Jones Bridge at dusk

When we reached the bridge, there were some people who had the same idea as us. While we were not taking OOTDs like the others, they obviously took advantage of the beautiful bridge before dusk.

I just realized that this may look better from afar, seeing the side lit as compared to being actually on it. On the other hand, I was not sure if it was wise to go to MacArthur Bridge just to see the whole Jones Bridge with the lights.

With the intricate lamp posts at Jones Bridge

From Jones Bridge, we then went to Intramuros. We had to go to the end of the bridge going to Escolta just to go to the other lane of the bridge. We then took the street behind the Manila Post Office, before entering the walled city.

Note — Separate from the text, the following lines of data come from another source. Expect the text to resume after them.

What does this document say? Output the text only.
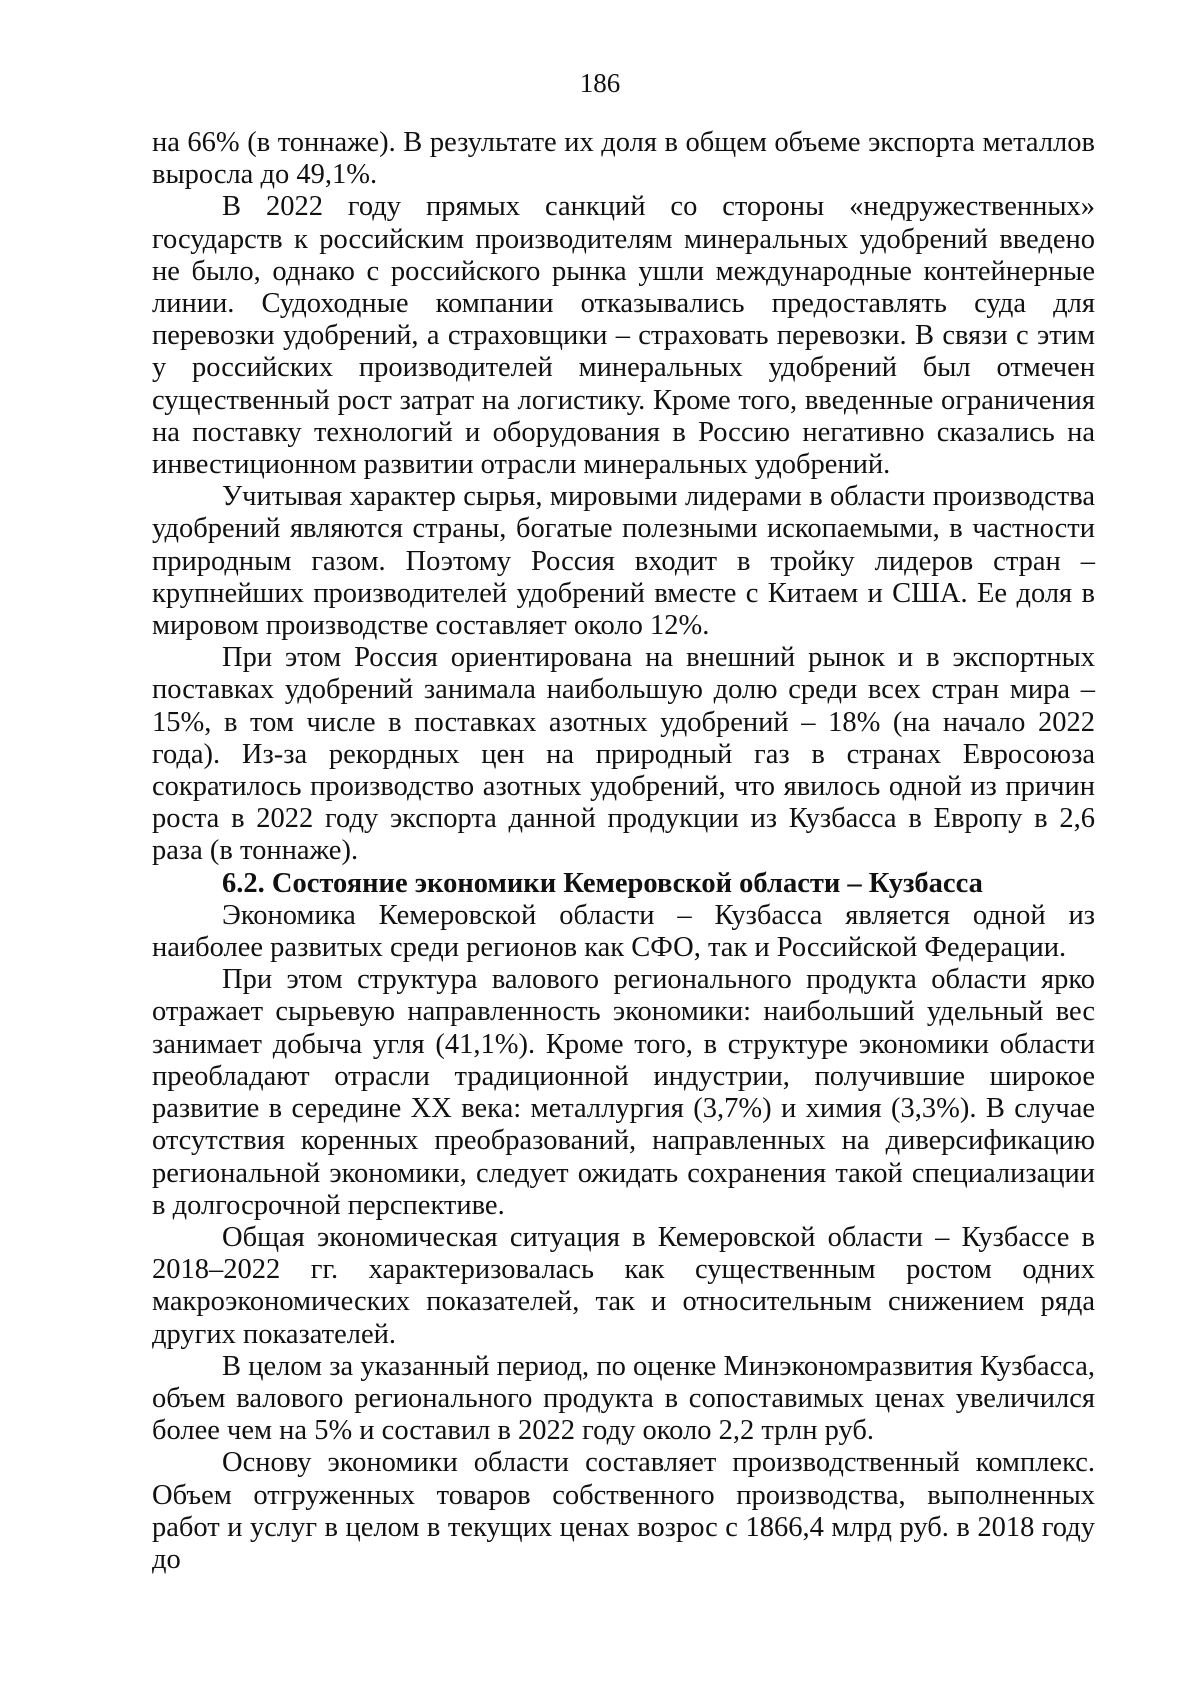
186

на 66% (в тоннаже). В результате их доля в общем объеме экспорта металлов выросла до 49,1%.

В 2022 году прямых санкций со стороны «недружественных» государств к российским производителям минеральных удобрений введено не было, однако с российского рынка ушли международные контейнерные линии. Судоходные компании отказывались предоставлять суда для перевозки удобрений, а страховщики – страховать перевозки. В связи с этим у российских производителей минеральных удобрений был отмечен существенный рост затрат на логистику. Кроме того, введенные ограничения на поставку технологий и оборудования в Россию негативно сказались на инвестиционном развитии отрасли минеральных удобрений.

Учитывая характер сырья, мировыми лидерами в области производства удобрений являются страны, богатые полезными ископаемыми, в частности природным газом. Поэтому Россия входит в тройку лидеров стран – крупнейших производителей удобрений вместе с Китаем и США. Ее доля в мировом производстве составляет около 12%.

При этом Россия ориентирована на внешний рынок и в экспортных поставках удобрений занимала наибольшую долю среди всех стран мира – 15%, в том числе в поставках азотных удобрений – 18% (на начало 2022 года). Из-за рекордных цен на природный газ в странах Евросоюза сократилось производство азотных удобрений, что явилось одной из причин роста в 2022 году экспорта данной продукции из Кузбасса в Европу в 2,6 раза (в тоннаже).

6.2. Состояние экономики Кемеровской области – Кузбасса

Экономика Кемеровской области – Кузбасса является одной из наиболее развитых среди регионов как СФО, так и Российской Федерации.

При этом структура валового регионального продукта области ярко отражает сырьевую направленность экономики: наибольший удельный вес занимает добыча угля (41,1%). Кроме того, в структуре экономики области преобладают отрасли традиционной индустрии, получившие широкое развитие в середине XX века: металлургия (3,7%) и химия (3,3%). В случае отсутствия коренных преобразований, направленных на диверсификацию региональной экономики, следует ожидать сохранения такой специализации в долгосрочной перспективе.

Общая экономическая ситуация в Кемеровской области – Кузбассе в 2018–2022 гг. характеризовалась как существенным ростом одних макроэкономических показателей, так и относительным снижением ряда других показателей.

В целом за указанный период, по оценке Минэкономразвития Кузбасса, объем валового регионального продукта в сопоставимых ценах увеличился более чем на 5% и составил в 2022 году около 2,2 трлн руб.

Основу экономики области составляет производственный комплекс. Объем отгруженных товаров собственного производства, выполненных работ и услуг в целом в текущих ценах возрос с 1866,4 млрд руб. в 2018 году до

There were a couple of closed roads for construction, but I knew that the Manila Cathedral should have been somewhere where Jollibee is. The best way to know we were at the right place? Tourists. There were already some tourists outside Plaza Roma, because that was where the best view of the whole cathedral was.

Manila Cathedral from the iron wrought gates of the Plaza Roma

We did not bother waiting for the people to be done taking their photos by the open spot of Plaza Roma. The iron wrought gates were enough for me. Besides, I was also too distracted by the beautiful lights from Palacio del Gobernador, although I did not manage to take a photo of it.

There were a lot of tourists, mostly bikers, at the Manila Cathedral. COVID-19 what?

Our last stop was the San Agustin Church, the oldest stone church in the Philippines. There was an ongoing mass when we were outside, so I just snapped a quick photo. We were also quick to leave because of the people that may come out of the church after the service. On the other hand, I realized that it could not have held a lot of people because, well, pandemic!

There was an ongoing mass in San Agustin Church

We then decided to finally go home. The street directly next to San Agustin Church was cobblestone. We just got off our scooter because I felt all nerve ending shake in the 5 seconds we tried riding it out. It was not too long of a walk before we reached pavement.

I somehow knew where the street will end up, and I was correct. After crossing Padre Burgos Avenue to Maria Orosa, it was already a familiar spot i.e. Rizal Park and then UN Avenue, where I used to work for WHO.

It took around 20 minutes to get home from Intramuros, despite ‘traffic’. We are technically not that affected being able to move on the side of the road like our other two-wheel counterparts.